A pesar de la gravedad de aquellas noticias, Jody no pudo contener una carcajada.
—¡Mi irlandés! —exclamó apretándose el vientre—. Estará furioso conmigo. ¡Cuidado con la nariz que ha tenido el gobernador del presidio al escogerle a él!
—Prosiga usted —dijo Will al martabanés—. ¿Dónde han desembarcado esos hombres?
—Desembarcaron ayer noche.
—¡Cómo! —exclamaron a un tiempo el contramaestre y Palicur, creyendo que habían entendido mal.
—Sí; ayer noche.
—¿Estaban a bordo cuando usted nos recogió? —preguntó Will.
—Y deben de haber reconocido a ustedes, porque querían que mandase atarlos.
—¡Ah, miserables! —exclamó el malabar—. ¡Si yo lo hubiese sabido, los hubiera tirado al agua! ¡Ha hecho usted mal en no decírnoslo antes!
—Me amenazaron con confiscarme el barco por medio de las autoridades inglesas de Colombo sí les decía algo, y ya saben ustedes que los anglo-indios no bromean.
—Tiene usted razón —dijo Will—. Le doy gracias por no haber accedido a lo que le pedían esos hombres.
—Quiero dar a ustedes un consejo.
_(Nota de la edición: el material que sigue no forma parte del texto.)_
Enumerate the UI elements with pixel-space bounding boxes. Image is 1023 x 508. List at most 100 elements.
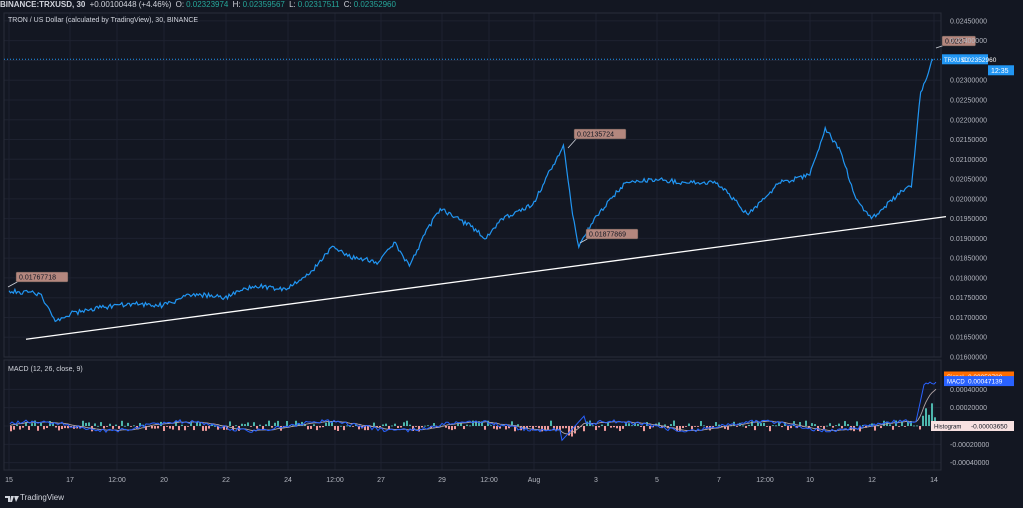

No se hagan presentes en la ciudad de las perlas. Esos hombres los esperan allí para prenderlos.
—Tengo muchos amigos entre los pescadores —dijo Palicur—, y nos protegerán; no tenga cuidado. ¡Ah! ¡Aquí está la barca de mi amigo Jopo! ¡Todavía la recuerdo!
»¡Señor Will, ahí tiene usted el hombre que nos salvará de las insidias de la policía anglo-india!
»Es el jefe de las corporaciones de pescadores de perlas, y nada tendremos que temer.
Pasaba, en efecto, una gran barca con sus amplias velas desplegadas y tripulada por unos cuarenta hombres entre nadadores y mandan, que son los encargados de sacar de los fondos a los primeros, y la guiaba un hermoso indio de elevada estatura, muy enjuto, de larga barba ya canosa, de ojos muy vivos y cubierta la cabeza con un turbante monumental de varios colores.
—¿Es en esa barca donde queréis embarcaros?
—Sí —contestó Palicur.
—Pues ya está dispuesta para conduciros una de mis chalupas. ¡Les deseo buena suerte!
Los tres ex-penados le dieron las gracias calurosamente, descendieron corriendo a la chalupa, y a los pocos minutos se encontraban seguros a bordo de la gran barca del jefe de los pescadores de perlas.